Должно быть, это случилось через добрых три недели после исчезновения Левина; и когда у нас в ушах снова зазвучала неумолчная капель и журчание струек тающего снега, мы поняли, что подошло время бросать жребий, не по поводу собак на этот раз (к тому времени мы и так уже съели большинство из них), а чтобы определить тех двоих, кто предпримет отчаянную попытку прорваться за помощью в Корстопитум. Кастра Кунетиум мы вообще не принимали в расчет; помимо всего прочего, горная дорога должна была оставаться непроходимой еще долгое время после того, как вскроется дорога на юг. Той ночью я не мог заснуть. Я знал, как знали все мы, что те, кто вытащит завтра две самые длинные соломинки, отправятся почти на верную смерть; и однако у нас был один шанс на тысячу, и им необходимо было воспользоваться… и в любом случае, что значила теперь смерть двух человек, когда мы все должны были последовать по Темной Дороге почти сразу следом за ними? Но тем не менее, я знал, что, кем бы они ни оказались, их смерть будет тяжким грузом лежать у меня на сердце, когда придет мое собственное время — если только… я молился Митре, Рогатому и Белому Христу, чтобы я вытащил одну из этих двух соломинок. Я даже начал прикидывать, нельзя ли каким-либо образом подстроить, чтобы жребий пал на меня. Но выбор принадлежал Судьбе, а не мне. И все же я не мог спать. Мы больше не выставляли по ночам дозор; никто не мог на нас напасть, а мы были настолько замерзшими и ослабевшими, что двухчасовое дежурство более чем вероятно убило бы человека, несущего дозор на стенах крепости. Но у меня вошло в обычай вставать где-нибудь в середине ночи и осматривать форт, чтобы убедиться, что все в порядке. Что я думал обнаружить, не знаю; это стало привычкой. В ту ночь я чувствовал себя слишком возбужденным, чтобы продолжать лежать спокойно, и потому поднялся раньше, чем обычно, двигаясь как можно тише, чтобы не разбудить Гуэнхумару. Мы сделали все, что могли, чтобы обеспечить ей хоть какое-то уединение, выделив для нее место у дальнего и самого темного конца обеденного зала, за одного человека до стены; холодное крайнее место занимали по очереди я, Бедуир или ее брат Фарик, а другие двое спали между ней и остальным войском. И теперь, потягиваясь и глядя на нее, я вспоминал о том, как в первую ночь Бедуир вытащил меч, положил его между нею и собой и, рассмеявшись, сказал:
— Никто не смеет утверждать, что у меня не такие хорошие манеры, как у Пуиля, герцога Дайфеда.
Но когда вам приходится тесно прижиматься друг к другу, чтобы согреться, глупо класть между двумя людьми меч, и теперь его клинок оставался в ножнах.

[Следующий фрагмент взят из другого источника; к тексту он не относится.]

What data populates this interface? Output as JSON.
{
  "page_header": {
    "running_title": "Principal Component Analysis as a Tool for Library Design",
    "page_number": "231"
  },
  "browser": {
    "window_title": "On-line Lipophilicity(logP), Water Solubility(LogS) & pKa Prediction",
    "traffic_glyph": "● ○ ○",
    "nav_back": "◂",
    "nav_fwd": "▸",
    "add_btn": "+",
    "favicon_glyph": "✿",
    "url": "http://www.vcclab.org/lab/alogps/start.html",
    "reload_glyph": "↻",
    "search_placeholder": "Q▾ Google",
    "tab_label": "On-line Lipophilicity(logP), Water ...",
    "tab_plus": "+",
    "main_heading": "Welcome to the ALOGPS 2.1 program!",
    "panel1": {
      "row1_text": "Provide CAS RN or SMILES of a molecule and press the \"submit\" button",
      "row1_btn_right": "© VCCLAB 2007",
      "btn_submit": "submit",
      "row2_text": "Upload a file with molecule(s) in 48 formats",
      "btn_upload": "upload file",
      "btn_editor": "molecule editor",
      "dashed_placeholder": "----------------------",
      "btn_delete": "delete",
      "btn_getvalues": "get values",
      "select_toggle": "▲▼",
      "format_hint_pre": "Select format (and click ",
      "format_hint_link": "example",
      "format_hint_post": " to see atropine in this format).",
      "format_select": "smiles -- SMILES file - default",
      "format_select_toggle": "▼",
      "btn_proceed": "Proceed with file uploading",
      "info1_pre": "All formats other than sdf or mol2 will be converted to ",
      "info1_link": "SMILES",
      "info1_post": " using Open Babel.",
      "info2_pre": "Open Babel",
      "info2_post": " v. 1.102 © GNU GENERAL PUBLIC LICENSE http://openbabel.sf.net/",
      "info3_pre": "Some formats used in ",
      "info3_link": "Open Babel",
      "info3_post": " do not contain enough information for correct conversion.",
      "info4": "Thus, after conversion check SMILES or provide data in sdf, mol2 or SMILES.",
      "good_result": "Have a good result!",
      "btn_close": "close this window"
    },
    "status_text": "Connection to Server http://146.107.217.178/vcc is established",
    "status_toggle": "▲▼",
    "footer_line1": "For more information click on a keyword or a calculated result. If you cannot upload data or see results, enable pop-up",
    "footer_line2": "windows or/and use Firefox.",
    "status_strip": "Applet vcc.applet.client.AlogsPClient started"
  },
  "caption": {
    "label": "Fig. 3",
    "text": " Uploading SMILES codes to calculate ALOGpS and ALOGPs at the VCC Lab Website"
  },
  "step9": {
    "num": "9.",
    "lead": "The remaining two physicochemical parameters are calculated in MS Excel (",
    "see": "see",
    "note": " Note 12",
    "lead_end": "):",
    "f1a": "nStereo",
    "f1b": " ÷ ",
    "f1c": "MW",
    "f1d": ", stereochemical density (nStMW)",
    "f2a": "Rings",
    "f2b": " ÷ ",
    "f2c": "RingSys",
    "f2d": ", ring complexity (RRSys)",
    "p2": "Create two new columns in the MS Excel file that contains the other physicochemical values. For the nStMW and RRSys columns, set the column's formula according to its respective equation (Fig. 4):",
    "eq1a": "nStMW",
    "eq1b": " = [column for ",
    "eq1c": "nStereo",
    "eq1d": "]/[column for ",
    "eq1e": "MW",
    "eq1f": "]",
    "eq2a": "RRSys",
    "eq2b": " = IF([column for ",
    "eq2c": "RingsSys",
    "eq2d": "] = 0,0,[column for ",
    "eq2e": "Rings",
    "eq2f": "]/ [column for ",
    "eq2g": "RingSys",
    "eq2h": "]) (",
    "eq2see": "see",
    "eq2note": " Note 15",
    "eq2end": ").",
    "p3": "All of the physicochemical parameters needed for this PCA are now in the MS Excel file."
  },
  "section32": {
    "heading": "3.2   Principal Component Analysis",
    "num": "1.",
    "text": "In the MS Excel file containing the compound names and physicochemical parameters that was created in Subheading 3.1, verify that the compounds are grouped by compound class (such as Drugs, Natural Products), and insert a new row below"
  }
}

Если не считать блика света от далекого очага на ее рассыпавшихся в беспорядке волосах, ничто не указывало, что здесь лежит женщина, потому что стройная нога, с которой съехали укрывавшие ее складки плаща, была обтянута штаниной, примотанной перекрещенными подвязками. Гуэнхумара уже давно вернулась к своей мальчишеской одежде для верховой езды, поскольку так было теплее. Щекой она прижималась к плечу Фарика, и сейчас между ними было некое сходство, которое исчезало, когда оба просыпались.
Я потягивался до тех пор, пока у меня не затрещало между лопатками, пытаясь обрести хоть немного сил. Меня мучила слабость в желудке, а голова кружилась так, что весь зал словно колыхался у меня под ногами, как галера в спокойном море. Я заковылял к выходу из зала, пробираясь между спящими, но в свете пламени очага, которое закладывало глубокие тени под их выступающими скулами, заострившимися носами и туго обтянутыми кожей лбами, у всех у них были иссохшие, плотно сжатые рты и провалившиеся глаза покойников. Изможденная тень, которая некогда была Кабалем, плелась за мной по пятам. Пока что ему удавалось избежать смертельного жребия, но скоро должна была прийти и его очередь… Я отворил дверь и, мягким толчком прикрыв ее за собой, вышел мимо двух полуживых пони в ночь.
После заполненного людьми зала (хоть и не настолько заполненного, как бывало раньше), в котором воняло, как в лисьей норе, запах оттепели, резкий и холодный, ударил меня, словно лезвие ножа; звезд не было, и, несмотря на снег, было очень темно — такая трепещущая, дышащая темнота заставляет тебя почувствовать мир как живое существо.
В тех местах, где наши ноги ступали особенно часто, снег превратился в черную жижу, но он все еще был белым и нетронутым над невысоким холмиком, отмечавшим то место, где под костями боевых коней лежала женщина из Маленького Темного Народца. Я подумал, что она хорошо защищала нас от саксонского племени, но даже она была бессильна против Белого Зверя. Я сильно затянул свой привычный обход, но когда закончил его, то понял, что все еще не могу вернуться и снова лечь рядом с Гуэнхумарой.
Повинуясь внезапному импульсу, я свернул ко входу в преторий и прошел через узкий двор, направляясь к покоям, которые раньше занимал вместе с ней. Войдя в небольшую комнату, служившую мне до ее приезда каморкой для сна, а теперь ставшую складом оружия и моим кабинетом, я наощупь снял с потолочной балки фонарь, открыл его и пошарил рукой внутри. В нем еще оставалась примерно половина свечи, и я знал, что когда она догорит, больше свечей не будет. Мы съели то небольшое количество жира, которое нам удалось спасти от огня. Ну что ж, теперь уже довольно скоро нам больше не нужны будут свечи. Я высек кресалом огонь, а потом прошел с фонарем в более просторную комнату, которая раньше принадлежала Гуэнхумаре, опустил его на плетеный сундук у стены и остался стоять, озираясь вокруг и спрашивая себя, зачем я пришел и что должен делать теперь, когда я здесь.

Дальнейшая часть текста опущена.